Running for Office While Declaring War on the Government
Let's sit with this detail for a moment. Upham is, according to public records cited by The Guardian, a registered write-in candidate in the Republican primary for a Florida congressional seat. He is simultaneously running for office and calling for the violent overthrow of the executive branch. That is not a political contradiction you see every day. It's not even a contradiction you see every decade.
In the first video, Upham apparently wore his Marine uniform while issuing what he called "a call to arms." He told viewers they "must overthrow the Trump administration on behalf of God" and offered to provide "military instruction" on how to accomplish this. The acting US secretary of the navy, Hung Cao, responded on social media, writing: "Unacceptable. William Upham is no longer a Marine and does not represent our values or ethos." Which is the kind of statement that seems obvious but apparently still needed to be said.
What the Charges Actually Mean
Upham faces a single federal charge of threatening to kill or do bodily harm to the president of the United States. Under federal law, that carries a maximum sentence of five years in prison. The Secret Service opened the investigation after receiving tips about the videos, reviewed the footage, tracked down the third-party communication, and confirmed he had access to weapons and had made "concerning statements to law enforcement as recently as this month," according to The Guardian's reporting.
That last part is worth pausing on. Concerning statements to law enforcement. Recently. While already under Secret Service investigation. For threatening to kill the president. Whatever the final picture of Upham's mental state turns out to be, the behavior he exhibited in the lead-up to this arrest was not that of someone who believed he was going to quietly get away with it.
The Dingo Take
Look, threats against the president are serious regardless of who the president is, and this one clears every bar for serious. Specific method. Specific target. Weapons available. Multiple documented statements. This isn't someone who said something inflammatory on a bad night and woke up horrified. This is a man who, across multiple videos and written communications, laid out a religiously motivated case for presidential assassination and apparently felt settled enough about it to keep his uniform on for the production.

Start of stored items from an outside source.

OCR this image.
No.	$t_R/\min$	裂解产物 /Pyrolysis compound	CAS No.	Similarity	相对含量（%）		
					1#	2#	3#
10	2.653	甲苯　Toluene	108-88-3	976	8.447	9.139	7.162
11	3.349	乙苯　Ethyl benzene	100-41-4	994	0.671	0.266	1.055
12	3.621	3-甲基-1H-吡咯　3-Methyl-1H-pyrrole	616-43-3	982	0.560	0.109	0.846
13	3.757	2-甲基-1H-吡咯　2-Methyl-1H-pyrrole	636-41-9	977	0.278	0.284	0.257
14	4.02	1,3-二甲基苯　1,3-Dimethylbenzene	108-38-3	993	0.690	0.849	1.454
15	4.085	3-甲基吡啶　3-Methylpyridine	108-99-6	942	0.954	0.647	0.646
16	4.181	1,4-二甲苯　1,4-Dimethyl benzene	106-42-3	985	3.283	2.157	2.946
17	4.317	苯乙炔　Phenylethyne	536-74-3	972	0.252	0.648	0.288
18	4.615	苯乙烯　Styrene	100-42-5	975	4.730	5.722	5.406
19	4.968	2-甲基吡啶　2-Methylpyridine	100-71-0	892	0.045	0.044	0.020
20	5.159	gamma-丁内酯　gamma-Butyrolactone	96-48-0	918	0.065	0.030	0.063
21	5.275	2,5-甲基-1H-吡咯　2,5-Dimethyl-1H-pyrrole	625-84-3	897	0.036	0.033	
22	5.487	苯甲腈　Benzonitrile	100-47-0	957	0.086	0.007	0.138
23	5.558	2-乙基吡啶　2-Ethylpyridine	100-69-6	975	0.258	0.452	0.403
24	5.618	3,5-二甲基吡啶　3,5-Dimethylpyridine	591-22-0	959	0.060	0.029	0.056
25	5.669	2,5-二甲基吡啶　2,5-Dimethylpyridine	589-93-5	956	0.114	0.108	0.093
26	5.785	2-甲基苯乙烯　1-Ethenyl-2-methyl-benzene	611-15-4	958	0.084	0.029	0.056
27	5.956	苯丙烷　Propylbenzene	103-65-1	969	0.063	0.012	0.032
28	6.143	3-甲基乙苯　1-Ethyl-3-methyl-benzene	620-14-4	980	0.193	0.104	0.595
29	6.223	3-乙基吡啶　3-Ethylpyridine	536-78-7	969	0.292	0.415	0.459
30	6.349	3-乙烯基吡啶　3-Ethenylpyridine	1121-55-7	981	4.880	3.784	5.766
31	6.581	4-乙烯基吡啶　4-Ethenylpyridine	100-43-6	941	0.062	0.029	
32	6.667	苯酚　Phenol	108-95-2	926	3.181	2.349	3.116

What makes this genuinely strange, beyond the obvious, is the candidate angle. Upham wasn't a random person ranting into the void. He was a former state prosecutor, a former marine, and an active congressional candidate, running, improbably, as a Republican. Whatever catastrophic break with reality brought him to this point, it didn't stop him from filing the paperwork. The man was trying to win a primary and kill a president simultaneously. In 2026 America, that sentence is grammatically correct and legally actionable.
There is no universe in which this ends well for William Upham. Federal prosecutors don't bring these cases unless the evidence is airtight, and by the sound of it, the complaint practically wrote itself. But the story is a useful mirror for a particular kind of political moment, one where the rhetoric of spiritual warfare and existential enemies has been loud enough and long enough that it eventually finds its way into someone who takes it more literally than the people who built the megaphone ever intended. File that one wherever you keep things that should make everyone uncomfortable.